Census claim CONFIRMED: The Fortune Press, London, 1946 is the true first, Larkin's first novel and his second book. No contemporaneous American edition exists, so no precedence contest arises. Two later-issue traps must be named. Faber & Faber (London) reissued the novel in 1964 with a new Introduction by Larkin recalling wartime Oxford — a classic 'first thus,' not a first edition, and the single most common misidentification of this title. The first US edition followed from St Martin's Press, New York, but sources disagree on the year: general reference gives 1965 while several dealer listings give 1964, so the census's flat '1964' should not be relied upon and is left unresolved here.

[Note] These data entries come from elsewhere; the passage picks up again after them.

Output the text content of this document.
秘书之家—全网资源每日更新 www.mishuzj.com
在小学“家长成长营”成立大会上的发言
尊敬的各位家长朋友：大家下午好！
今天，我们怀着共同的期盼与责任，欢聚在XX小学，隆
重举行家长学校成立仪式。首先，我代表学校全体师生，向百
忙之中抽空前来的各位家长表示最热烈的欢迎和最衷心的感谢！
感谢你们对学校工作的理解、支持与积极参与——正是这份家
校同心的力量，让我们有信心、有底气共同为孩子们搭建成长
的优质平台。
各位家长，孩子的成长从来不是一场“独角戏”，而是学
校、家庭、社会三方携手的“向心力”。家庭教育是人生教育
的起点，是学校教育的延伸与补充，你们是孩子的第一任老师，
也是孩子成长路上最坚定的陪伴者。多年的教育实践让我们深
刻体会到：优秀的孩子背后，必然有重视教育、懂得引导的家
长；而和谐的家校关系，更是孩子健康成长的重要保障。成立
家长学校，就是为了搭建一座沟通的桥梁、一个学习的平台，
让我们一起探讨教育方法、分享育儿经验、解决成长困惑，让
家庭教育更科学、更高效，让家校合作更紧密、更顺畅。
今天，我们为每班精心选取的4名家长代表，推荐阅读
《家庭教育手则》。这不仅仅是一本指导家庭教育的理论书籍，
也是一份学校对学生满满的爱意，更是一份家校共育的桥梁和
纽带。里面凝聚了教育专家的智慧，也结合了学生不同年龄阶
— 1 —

## Telling it from reprints & book-club editions
No book-club issue is documented for the 1946 Fortune Press printing; the press printed in small quantities and issued nothing through the clubs. The reprint tells that matter are imprint-based rather than blind-stamp based: any copy naming Faber & Faber (or a later publisher) on the title page is a reprint, and any copy containing Larkin's Introduction is 1964 or later, since that text is absent from the 1946 first. Because the Fortune Press cloth varies so widely, do not treat an unfamiliar binding as evidence of a reprint — check the imprint and the absence of the Introduction instead.